Essays on employment dynamics and asset prices

Date
2013
DOI
Authors
Siemer, Michael
Version
OA Version
Citation
Abstract
This dissertation consists of three essays that examine the importance of financial constraints and uncertainty for employment outcomes and asset prices. The first chapter documents that the recession of 2007-2009 has been characterized by: (1) a large drop in employment concentrated in small firms, (2) an unprecedented decline in the number of firms, and (3) a slow recovery. I study if these observations can be reconciled in a theoretical model. I develop a heterogeneous firm model with labor adjustment cost, endogenous firm entry, and financial constraints that generates these key facts. The model further predicts that a large financial shock results in a long-lasting recession when the model is calibrated to match the firm size distribution. The second chapter provides empirical evidence that financial constraints affected employment growth most strongly in young small firms during the 2007-2009 recession. I use a confidential firm-level employment data from the Bureau of Labor Statistics and financial data from Compustat to construct a sector level external financial dependence measure. I find that in the period of 2007-2009, small and young firms in sectors with high external finance dependence exhibited lower employment growth than those in low external finance dependent sectors. The effect of external finance dependence on employment growth in small and young firms is largely driven by firm entry and exit. For large firms I do not find a significant difference between sectors of difference external financial dependence.

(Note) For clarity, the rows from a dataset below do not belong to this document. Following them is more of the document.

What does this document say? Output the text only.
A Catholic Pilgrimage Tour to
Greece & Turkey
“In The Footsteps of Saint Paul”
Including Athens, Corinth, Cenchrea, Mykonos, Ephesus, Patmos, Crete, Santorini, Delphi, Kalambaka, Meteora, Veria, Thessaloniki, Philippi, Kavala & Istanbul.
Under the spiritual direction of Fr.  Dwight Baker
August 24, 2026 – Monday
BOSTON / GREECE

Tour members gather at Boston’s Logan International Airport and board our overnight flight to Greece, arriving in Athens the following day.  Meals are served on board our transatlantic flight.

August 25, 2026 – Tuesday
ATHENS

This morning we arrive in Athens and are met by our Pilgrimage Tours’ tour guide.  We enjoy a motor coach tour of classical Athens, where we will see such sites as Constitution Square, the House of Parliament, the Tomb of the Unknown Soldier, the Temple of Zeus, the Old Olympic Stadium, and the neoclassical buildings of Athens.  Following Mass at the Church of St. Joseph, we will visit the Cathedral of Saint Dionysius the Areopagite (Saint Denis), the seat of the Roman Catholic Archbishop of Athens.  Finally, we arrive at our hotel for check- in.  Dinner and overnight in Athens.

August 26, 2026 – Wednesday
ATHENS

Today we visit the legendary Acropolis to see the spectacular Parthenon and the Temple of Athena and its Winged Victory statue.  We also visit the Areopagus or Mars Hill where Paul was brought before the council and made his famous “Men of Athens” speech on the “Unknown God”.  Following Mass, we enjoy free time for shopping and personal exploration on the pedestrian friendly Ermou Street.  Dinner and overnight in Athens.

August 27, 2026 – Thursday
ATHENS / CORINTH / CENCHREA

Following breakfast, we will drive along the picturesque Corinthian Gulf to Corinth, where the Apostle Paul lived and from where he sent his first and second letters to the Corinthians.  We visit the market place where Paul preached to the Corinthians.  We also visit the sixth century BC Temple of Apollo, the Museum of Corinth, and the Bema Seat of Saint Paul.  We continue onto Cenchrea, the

The third chapter studies the asset pricing implications of learning about economic uncertainty in an endowment economy. This work is motived by the widely held belief at the beginning of the 2007-2009 financial crisis that the economy might be at the onset of another Great Depression. Economic uncertainty in the model takes the form of rare events that are not directly observed. We show that when agents employ Bayesian learning rules, learning endogenously introduces a time-varying risk premium. The theoretical model is able to match several empirical asset-pricing facts including the risk premium and the predictability of returns.